A Bridge Too Far
- First edition cover
- Author: Cornelius Ryan
- Language: English
- Genre: War
- Publisher: Simon & Schuster (U.S.); Hamish Hamilton (U.K.);
- Publication date: September 1974
- Media type: Print (Hardback)
- Pages: 670
- ISBN: 0-671-21792-5 (U.S.) 0-241-89073-X (U.K.)
- Dewey Decimal: 940.5421
- LC Class: D763.N4 R9

= A Bridge Too Far (book) =

1974 book by Cornelius Ryan

A Bridge Too Far (1974) by Cornelius Ryan gives an account of Operation Market Garden, a failed Allied attempt to break through German lines at Arnhem by taking a series of bridges in the occupied Netherlands during World War II.

Ryan named his book after a comment attributed to Lieutenant General Frederick Browning before the operation, who reportedly said to Field Marshal Bernard Montgomery, "I think we may be going a bridge too far." But Antony Beevor disputes this, saying that Browning had supported the operation, especially in view of receiving more resources.
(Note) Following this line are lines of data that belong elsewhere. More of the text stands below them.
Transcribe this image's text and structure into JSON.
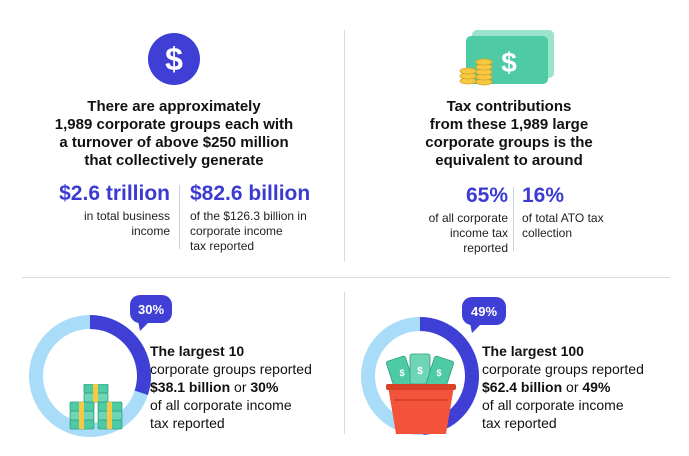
{
  "top_left": {
    "icon": "dollar-circle-icon",
    "icon_glyph": "$",
    "heading": [
      "There are approximately",
      "1,989 corporate groups each with",
      "a turnover of above $250 million",
      "that collectively generate"
    ],
    "stat1": {
      "value": "$2.6 trillion",
      "caption": [
        "in total business",
        "income"
      ]
    },
    "stat2": {
      "value": "$82.6 billion",
      "caption": [
        "of the $126.3 billion in",
        "corporate income",
        "tax reported"
      ]
    }
  },
  "top_right": {
    "icon": "cash-and-coins-icon",
    "heading": [
      "Tax contributions",
      "from these 1,989 large",
      "corporate groups is the",
      "equivalent to around"
    ],
    "stat1": {
      "value": "65%",
      "caption": [
        "of all corporate",
        "income tax",
        "reported"
      ]
    },
    "stat2": {
      "value": "16%",
      "caption": [
        "of total ATO tax",
        "collection"
      ]
    }
  },
  "bottom_left": {
    "badge": "30%",
    "share": 0.3,
    "line1": "The largest 10",
    "line2": "corporate groups reported",
    "amount": "$38.1 billion",
    "connector": " or ",
    "pct": "30%",
    "line4": "of all corporate income",
    "line5": "tax reported"
  },
  "bottom_right": {
    "badge": "49%",
    "share": 0.49,
    "line1": "The largest 100",
    "line2": "corporate groups reported",
    "amount": "$62.4 billion",
    "connector": " or ",
    "pct": "49%",
    "line4": "of all corporate income",
    "line5": "tax reported"
  },
  "colors": {
    "accent": "#3f3fd6",
    "ring_light": "#a9dcf8",
    "cash_green": "#4ecba5",
    "bucket": "#f2533a",
    "coin": "#f7c843"
  }
}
Secondly he did not appear to have encountered Montgomery that day.

Drawing on a wide variety of sources, Ryan documented his account of the 1944 battle with pictures and maps. He included a section on the survivors, "Soldiers and Civilians – What They Do Today".

He addressed tactical mistakes made in planning the operation. Popular accounts of World War II tended to overlook the battle or to accept Field Marshal Montgomery's spin on it as being a "partial success".

The 1974 book was published by Simon & Schuster in New York and by Hamish Hamilton in London. There were frequent later editions, and a film based on it was released in 1977.